The Market Vectors Russia ETF dropped 0.5 percent to $16.14. Its relative strength index is hovers around 37, near the level of 30 that some technical analysts see as a signal it’s set to rise.

International Sanctions

The U.S. and the European Union have imposed financing restrictions, export bans and other measures to punish Russian President Vladimir Putin, who they say is supplying rebels in eastern Ukraine with weapons, cash and troops. The Kremlin denies the accusations.

The ruble, which rallied the most in the world earlier this year, weakened 0.6 percent to 65.8810 against the dollar. It has dropped 19 percent in the past two months as oil prices tumbled 24 percent. Brent for October settlement added 0.1 percent to $48.81 a barrel on the London-based ICE Futures Europe exchange on Tuesday.

The dollar-denominated RTS Index slid 1.9 percent to 809.64, a six-month low.

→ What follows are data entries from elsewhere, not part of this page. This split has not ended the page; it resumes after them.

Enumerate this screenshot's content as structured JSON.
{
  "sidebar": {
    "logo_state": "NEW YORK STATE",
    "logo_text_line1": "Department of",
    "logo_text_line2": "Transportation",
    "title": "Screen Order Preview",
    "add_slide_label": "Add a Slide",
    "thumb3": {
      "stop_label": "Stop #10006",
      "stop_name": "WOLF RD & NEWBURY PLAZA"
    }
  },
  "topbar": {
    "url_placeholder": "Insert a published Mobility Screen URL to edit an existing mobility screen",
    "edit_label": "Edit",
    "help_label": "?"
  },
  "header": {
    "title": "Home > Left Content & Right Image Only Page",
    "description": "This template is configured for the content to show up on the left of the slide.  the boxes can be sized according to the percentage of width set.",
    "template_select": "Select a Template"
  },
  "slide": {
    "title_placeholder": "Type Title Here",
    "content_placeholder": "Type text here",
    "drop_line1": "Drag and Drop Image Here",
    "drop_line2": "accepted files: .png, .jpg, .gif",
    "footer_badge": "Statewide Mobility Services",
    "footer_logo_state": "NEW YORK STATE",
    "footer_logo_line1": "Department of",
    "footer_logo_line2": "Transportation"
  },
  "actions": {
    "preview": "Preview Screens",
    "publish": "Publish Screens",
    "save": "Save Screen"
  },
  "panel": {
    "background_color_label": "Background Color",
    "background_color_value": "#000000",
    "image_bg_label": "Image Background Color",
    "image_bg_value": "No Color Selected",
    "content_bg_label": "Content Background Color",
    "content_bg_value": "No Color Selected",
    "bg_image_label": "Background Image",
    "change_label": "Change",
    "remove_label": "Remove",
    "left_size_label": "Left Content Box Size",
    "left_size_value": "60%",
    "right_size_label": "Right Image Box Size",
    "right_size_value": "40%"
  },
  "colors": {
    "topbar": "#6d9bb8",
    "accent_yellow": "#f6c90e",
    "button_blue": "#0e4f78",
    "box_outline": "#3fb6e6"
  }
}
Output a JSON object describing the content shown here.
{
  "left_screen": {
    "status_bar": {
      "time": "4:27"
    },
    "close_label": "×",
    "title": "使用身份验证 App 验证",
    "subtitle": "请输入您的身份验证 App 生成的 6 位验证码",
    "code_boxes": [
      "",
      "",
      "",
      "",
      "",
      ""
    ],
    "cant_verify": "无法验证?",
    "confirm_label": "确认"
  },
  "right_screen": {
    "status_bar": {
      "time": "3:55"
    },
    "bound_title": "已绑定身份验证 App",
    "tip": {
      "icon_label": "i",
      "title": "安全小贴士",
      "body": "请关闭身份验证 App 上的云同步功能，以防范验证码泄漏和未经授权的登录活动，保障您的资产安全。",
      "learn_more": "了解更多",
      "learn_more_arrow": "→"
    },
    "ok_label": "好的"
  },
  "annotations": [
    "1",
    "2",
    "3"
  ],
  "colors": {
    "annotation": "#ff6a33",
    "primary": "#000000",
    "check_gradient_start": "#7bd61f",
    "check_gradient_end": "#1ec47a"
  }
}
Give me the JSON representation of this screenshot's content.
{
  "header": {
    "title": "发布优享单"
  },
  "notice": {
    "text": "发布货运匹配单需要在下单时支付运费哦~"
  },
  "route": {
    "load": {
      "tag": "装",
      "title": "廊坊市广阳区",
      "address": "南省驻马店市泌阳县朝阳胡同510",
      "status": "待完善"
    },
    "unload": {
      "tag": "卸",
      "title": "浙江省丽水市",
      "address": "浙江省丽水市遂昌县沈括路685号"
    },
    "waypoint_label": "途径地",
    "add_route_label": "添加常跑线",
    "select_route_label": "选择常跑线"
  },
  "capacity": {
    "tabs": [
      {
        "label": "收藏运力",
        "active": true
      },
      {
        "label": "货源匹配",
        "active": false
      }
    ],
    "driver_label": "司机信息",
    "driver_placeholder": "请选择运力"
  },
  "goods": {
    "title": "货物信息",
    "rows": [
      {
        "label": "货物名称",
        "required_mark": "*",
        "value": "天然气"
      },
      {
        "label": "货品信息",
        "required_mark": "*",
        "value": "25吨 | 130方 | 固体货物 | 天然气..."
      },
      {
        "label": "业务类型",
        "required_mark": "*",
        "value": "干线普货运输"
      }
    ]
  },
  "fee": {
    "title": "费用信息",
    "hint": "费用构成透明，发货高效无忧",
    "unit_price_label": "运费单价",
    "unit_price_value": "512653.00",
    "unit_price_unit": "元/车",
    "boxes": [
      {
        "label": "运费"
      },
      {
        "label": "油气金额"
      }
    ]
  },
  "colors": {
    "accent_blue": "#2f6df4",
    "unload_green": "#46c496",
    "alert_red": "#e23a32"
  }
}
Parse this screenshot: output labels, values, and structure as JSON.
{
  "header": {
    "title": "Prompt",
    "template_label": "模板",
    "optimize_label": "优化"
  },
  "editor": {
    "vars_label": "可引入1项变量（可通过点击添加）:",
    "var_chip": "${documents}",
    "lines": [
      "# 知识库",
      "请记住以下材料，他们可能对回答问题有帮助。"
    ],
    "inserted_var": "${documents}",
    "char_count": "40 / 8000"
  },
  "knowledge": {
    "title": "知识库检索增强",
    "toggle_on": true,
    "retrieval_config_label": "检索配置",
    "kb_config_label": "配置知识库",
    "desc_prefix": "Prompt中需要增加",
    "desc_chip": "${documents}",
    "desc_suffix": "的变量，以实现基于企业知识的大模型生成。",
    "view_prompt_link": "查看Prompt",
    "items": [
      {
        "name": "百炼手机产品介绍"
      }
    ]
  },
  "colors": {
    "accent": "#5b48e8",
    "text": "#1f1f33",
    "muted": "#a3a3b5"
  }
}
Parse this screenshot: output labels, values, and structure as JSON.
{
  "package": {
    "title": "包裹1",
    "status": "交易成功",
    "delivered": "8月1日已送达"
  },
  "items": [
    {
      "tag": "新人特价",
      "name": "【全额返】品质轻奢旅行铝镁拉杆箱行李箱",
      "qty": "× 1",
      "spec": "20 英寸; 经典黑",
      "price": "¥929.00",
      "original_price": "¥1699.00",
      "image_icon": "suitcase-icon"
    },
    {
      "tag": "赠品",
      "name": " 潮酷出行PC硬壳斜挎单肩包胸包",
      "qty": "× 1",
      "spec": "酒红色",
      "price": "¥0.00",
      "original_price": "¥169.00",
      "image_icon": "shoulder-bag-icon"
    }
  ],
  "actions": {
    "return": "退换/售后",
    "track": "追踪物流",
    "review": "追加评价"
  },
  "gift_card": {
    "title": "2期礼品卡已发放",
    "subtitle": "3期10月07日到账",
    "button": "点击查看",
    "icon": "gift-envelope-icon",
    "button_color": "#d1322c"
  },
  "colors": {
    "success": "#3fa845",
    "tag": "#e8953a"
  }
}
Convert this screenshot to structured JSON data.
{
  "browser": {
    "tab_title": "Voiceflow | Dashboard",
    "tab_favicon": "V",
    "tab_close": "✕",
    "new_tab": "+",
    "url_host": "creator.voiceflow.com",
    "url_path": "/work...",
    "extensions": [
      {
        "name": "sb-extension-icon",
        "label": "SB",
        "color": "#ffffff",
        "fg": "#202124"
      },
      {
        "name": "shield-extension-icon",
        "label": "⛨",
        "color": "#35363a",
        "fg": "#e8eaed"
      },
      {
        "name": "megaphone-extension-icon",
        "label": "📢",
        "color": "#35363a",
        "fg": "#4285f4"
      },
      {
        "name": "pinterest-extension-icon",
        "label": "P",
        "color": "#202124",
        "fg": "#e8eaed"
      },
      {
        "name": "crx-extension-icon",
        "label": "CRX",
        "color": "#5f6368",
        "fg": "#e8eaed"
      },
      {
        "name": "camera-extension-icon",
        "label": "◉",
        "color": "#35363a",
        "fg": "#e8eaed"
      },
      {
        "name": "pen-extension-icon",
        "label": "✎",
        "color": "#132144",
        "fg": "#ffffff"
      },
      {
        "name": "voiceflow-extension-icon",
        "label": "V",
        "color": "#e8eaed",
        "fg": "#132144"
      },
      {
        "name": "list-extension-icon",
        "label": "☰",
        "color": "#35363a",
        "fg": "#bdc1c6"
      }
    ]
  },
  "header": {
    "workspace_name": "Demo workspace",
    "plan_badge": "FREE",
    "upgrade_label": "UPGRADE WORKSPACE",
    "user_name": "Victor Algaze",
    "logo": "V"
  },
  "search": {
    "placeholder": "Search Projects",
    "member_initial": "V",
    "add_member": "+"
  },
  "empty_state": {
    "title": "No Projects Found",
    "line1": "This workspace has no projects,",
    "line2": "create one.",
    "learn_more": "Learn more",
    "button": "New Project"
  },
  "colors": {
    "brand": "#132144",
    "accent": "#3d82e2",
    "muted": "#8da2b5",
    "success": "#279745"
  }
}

Futures on RTS Index expiring in September added 0.1 percent to 81,010 in U.S. hours.

“If the situation in Ukraine escalates, the ruble alone won’t be able to withstand the pressure, and there is a chance we might witness a ubiquitous decline in Russia’s equities,” Vadim Bit-Avragim, a money manager at Kapital Asset Management LLC in Moscow, said by phone.